We\'re connecting to a web service and the fault message we\'re getting back isn\'t deserializing (at all), and no version of class that I can make will deserialize correctly. W
What we ended up doing was to give up trying to catch the Fault and pass it back in the SOAP channel.

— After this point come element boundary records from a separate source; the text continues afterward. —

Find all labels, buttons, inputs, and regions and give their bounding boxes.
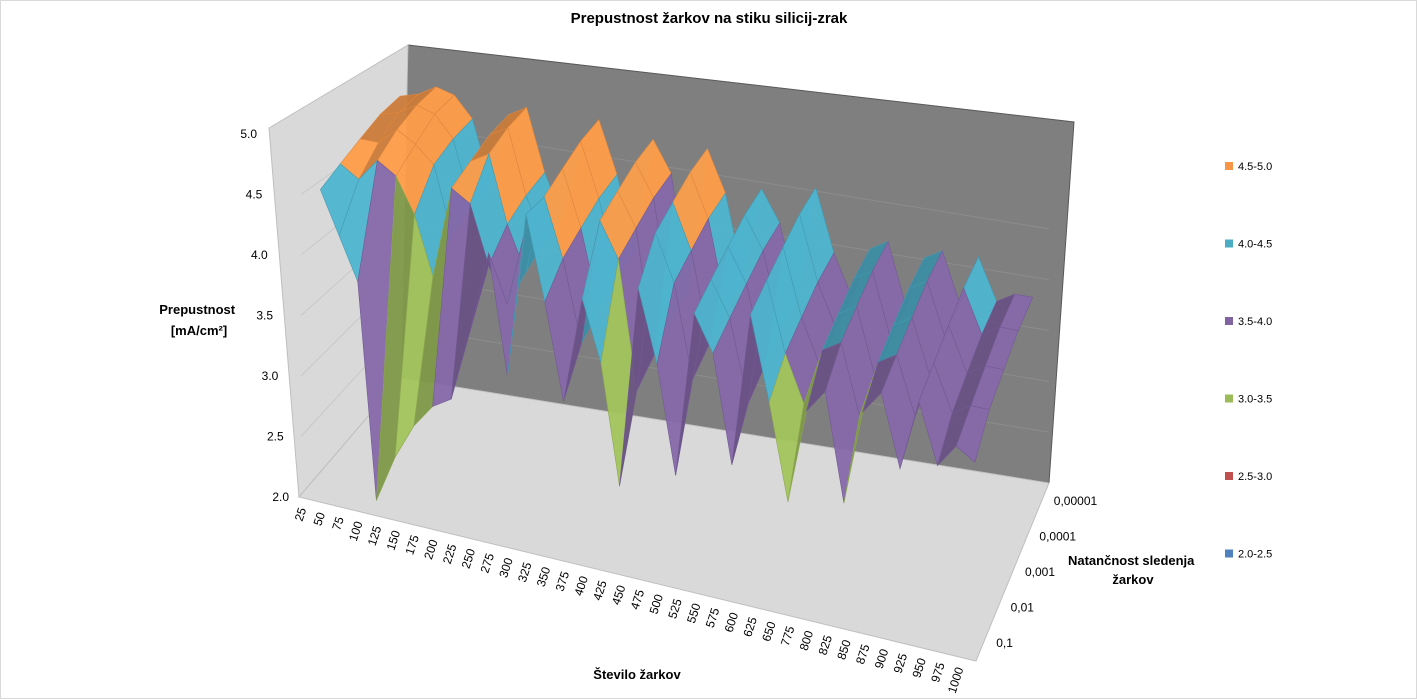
- x-tick-label: 100: [346, 519, 366, 543]
- legend-swatch: [1225, 317, 1233, 325]
- legend-swatch: [1225, 472, 1233, 480]
- x-tick-label: 825: [816, 633, 836, 657]
- z-axis-label-line1: Prepustnost: [159, 302, 236, 317]
- y-axis-ticks: 0,1 0,01 0,001 0,0001 0,00001: [996, 494, 1097, 650]
- y-tick-label: 0,001: [1025, 565, 1055, 579]
- z-axis-ticks: 2.0 2.5 3.0 3.5 4.0 4.5 5.0: [240, 127, 289, 504]
- surface: [320, 86, 1034, 504]
- z-tick-label: 2.0: [272, 490, 289, 504]
- x-tick-label: 775: [778, 624, 798, 648]
- x-tick-label: 400: [571, 574, 591, 598]
- x-tick-label: 350: [534, 565, 554, 589]
- x-tick-label: 450: [609, 583, 629, 607]
- legend-label: 2.5-3.0: [1238, 471, 1272, 483]
- z-tick-label: 3.0: [262, 369, 279, 383]
- x-tick-label: 275: [478, 551, 498, 575]
- y-tick-label: 0,00001: [1054, 494, 1098, 508]
- z-tick-label: 4.0: [251, 248, 268, 262]
- z-axis-label-line2: [mA/cm²]: [171, 323, 227, 338]
- legend-label: 4.0-4.5: [1238, 239, 1272, 251]
- x-tick-label: 950: [909, 656, 929, 680]
- floor: [298, 377, 1050, 662]
- x-tick-label: 850: [834, 638, 854, 662]
- x-tick-label: 200: [421, 537, 441, 561]
- x-tick-label: 500: [647, 592, 667, 616]
- z-tick-label: 5.0: [240, 127, 257, 141]
- x-tick-label: 150: [384, 528, 404, 552]
- y-tick-label: 0,0001: [1039, 529, 1076, 543]
- legend-swatch: [1225, 239, 1233, 248]
- x-tick-label: 800: [797, 629, 817, 653]
- surface-patch: [955, 405, 990, 463]
- legend-swatch: [1225, 162, 1233, 170]
- x-tick-label: 925: [891, 651, 911, 675]
- legend-label: 2.0-2.5: [1238, 549, 1272, 561]
- y-tick-label: 0,01: [1011, 601, 1035, 615]
- x-tick-label: 475: [628, 588, 648, 612]
- x-tick-label: 300: [496, 556, 516, 580]
- x-tick-label: 600: [722, 610, 742, 634]
- x-tick-label: 25: [292, 506, 310, 523]
- legend-swatch: [1225, 549, 1233, 558]
- y-axis-label: Natančnost sledenja žarkov: [1068, 553, 1198, 587]
- x-tick-label: 375: [553, 569, 573, 593]
- x-tick-label: 50: [311, 510, 329, 527]
- y-axis-label-line2: žarkov: [1112, 572, 1154, 587]
- x-tick-label: 125: [365, 524, 385, 548]
- x-tick-label: 875: [853, 642, 873, 666]
- x-tick-label: 325: [515, 560, 535, 584]
- x-tick-label: 175: [402, 533, 422, 557]
- legend-label: 3.0-3.5: [1238, 394, 1272, 406]
- legend: 4.5-5.0 4.0-4.5 3.5-4.0 3.0-3.5 2.5-3.0 2.0-2…: [1225, 161, 1272, 561]
- x-tick-label: 550: [684, 601, 704, 625]
- x-tick-label: 225: [440, 542, 460, 566]
- x-tick-label: 525: [665, 597, 685, 621]
- x-tick-label: 975: [928, 660, 948, 684]
- legend-label: 3.5-4.0: [1238, 316, 1272, 328]
- x-tick-label: 650: [759, 619, 779, 643]
- x-tick-label: 575: [703, 606, 723, 630]
- y-tick-label: 0,1: [996, 636, 1013, 650]
- x-tick-label: 1000: [945, 665, 967, 695]
- x-axis-label: Število žarkov: [593, 667, 681, 682]
- z-tick-label: 2.5: [267, 430, 284, 444]
- y-axis-label-line1: Natančnost sledenja: [1068, 553, 1195, 568]
- x-axis-ticks: 25 50 75 100 125 150 175 200 225 250 275 300 325 350 3…: [292, 506, 967, 695]
- z-tick-label: 4.5: [246, 188, 263, 202]
- x-tick-label: 250: [459, 547, 479, 571]
- chart-title: Prepustnost žarkov na stiku silicij-zrak: [571, 10, 848, 27]
- x-tick-label: 625: [740, 615, 760, 639]
- z-axis-label: Prepustnost [mA/cm²]: [159, 302, 238, 338]
- legend-swatch: [1225, 394, 1233, 403]
- x-tick-label: 75: [329, 515, 347, 532]
- legend-label: 4.5-5.0: [1238, 161, 1272, 173]
- z-tick-label: 3.5: [256, 309, 273, 323]
- x-tick-label: 900: [872, 647, 892, 671]
- x-tick-label: 425: [590, 578, 610, 602]
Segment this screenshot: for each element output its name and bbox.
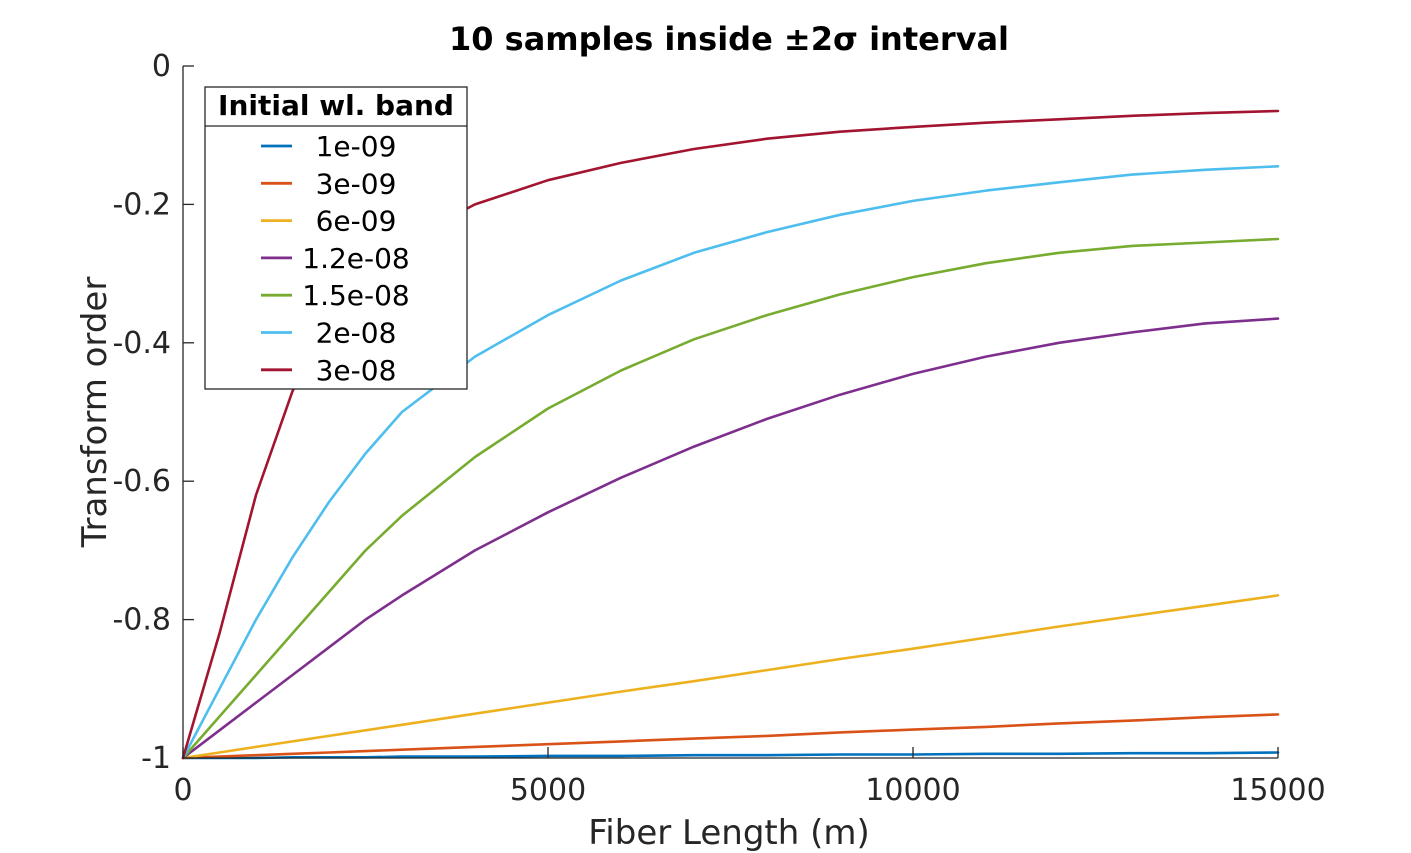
legend-entries: 1e-09 3e-09 6e-09 1.2e-08 1.5e-08 2e-08 3e-08 (261, 130, 410, 387)
legend-label-0: 1e-09 (316, 130, 397, 163)
legend-label-1: 3e-09 (316, 167, 397, 200)
series-line-2 (181, 594, 1280, 760)
legend-label-2: 6e-09 (316, 205, 397, 238)
y-tick-label-5: -1 (141, 741, 171, 776)
y-tick-label-4: -0.8 (112, 603, 171, 638)
legend-box (204, 86, 468, 390)
legend: Initial wl. band 1e-093e-096e-091.2e-081… (204, 86, 468, 390)
series-line-3 (181, 317, 1280, 760)
y-tick-label-3: -0.6 (112, 464, 171, 499)
x-tick-label-3: 15000 (1230, 773, 1325, 808)
x-tick-label-2: 10000 (865, 773, 960, 808)
series-line-5 (181, 165, 1280, 760)
ticks-layer: 0 5000 10000 15000 0 -0.2 -0.4 -0.6 -0.8 -1 (112, 49, 1325, 808)
legend-label-6: 3e-08 (316, 354, 397, 387)
series-line-1 (181, 713, 1280, 760)
y-tick-label-0: 0 (152, 49, 171, 84)
chart-title: 10 samples inside ±2σ interval (449, 20, 1009, 58)
series-layer (181, 109, 1280, 760)
legend-title: Initial wl. band (218, 89, 454, 122)
x-tick-label-1: 5000 (510, 773, 586, 808)
series-line-0 (181, 751, 1280, 760)
series-line-4 (181, 237, 1280, 760)
y-axis-label: Transform order (75, 277, 115, 549)
x-tick-label-0: 0 (173, 773, 192, 808)
y-tick-label-2: -0.4 (112, 326, 171, 361)
legend-label-5: 2e-08 (316, 317, 397, 350)
legend-label-4: 1.5e-08 (302, 279, 410, 312)
series-line-6 (181, 109, 1280, 760)
y-tick-label-1: -0.2 (112, 187, 171, 222)
axes-layer (182, 66, 1278, 759)
legend-label-3: 1.2e-08 (302, 242, 410, 275)
x-axis-label: Fiber Length (m) (588, 813, 870, 853)
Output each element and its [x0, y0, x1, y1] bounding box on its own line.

Instead, we created a custom exception, and wired up a MessageInspector to watch for the faults and throw it as an exception.
The relevant part of the (sanitized) code:
public void AfterReceiveReply(ref Message reply, object correlationState)
{
if (reply.IsFault)
{
XmlDictionaryReader xdr = reply.GetReaderAtBodyContents();
XNode xn = XDocument.ReadFrom(xdr);
string s = xn.ToString();
XDocument xd = XDocument.Parse(s);
XNamespace nsSoap = "http://schemas.xmlsoap.org/soap/envelope/";
XNamespace ns = "http://eGov.gov";
XElement xErrorClass = xd.Element(nsSoap + "Fault").Element("detail").Element(ns + "eGov2Exception").Element(ns + "RequestErrorClassification");
XElement xErrorCode = xd.Element(nsSoap + "Fault").Element("detail").Element(ns + "eGov2Exception").Element(ns + "RequestErrorCode");
XElement xErrorMessage = xd.Element(nsSoap + "Fault").Element("detail").Element(ns + "eGov2Exception").Element(ns + "RequestErrorMessage");
throw new eGovException(xErrorClass.Value, xErrorCode.Value, xErrorMessage.Value);
}
}
The main application then uses:
catch (eGovException ex)
{
// Handles exception here.
}
Much too much time was wasted trying to correct name spaces. Thanks for answering.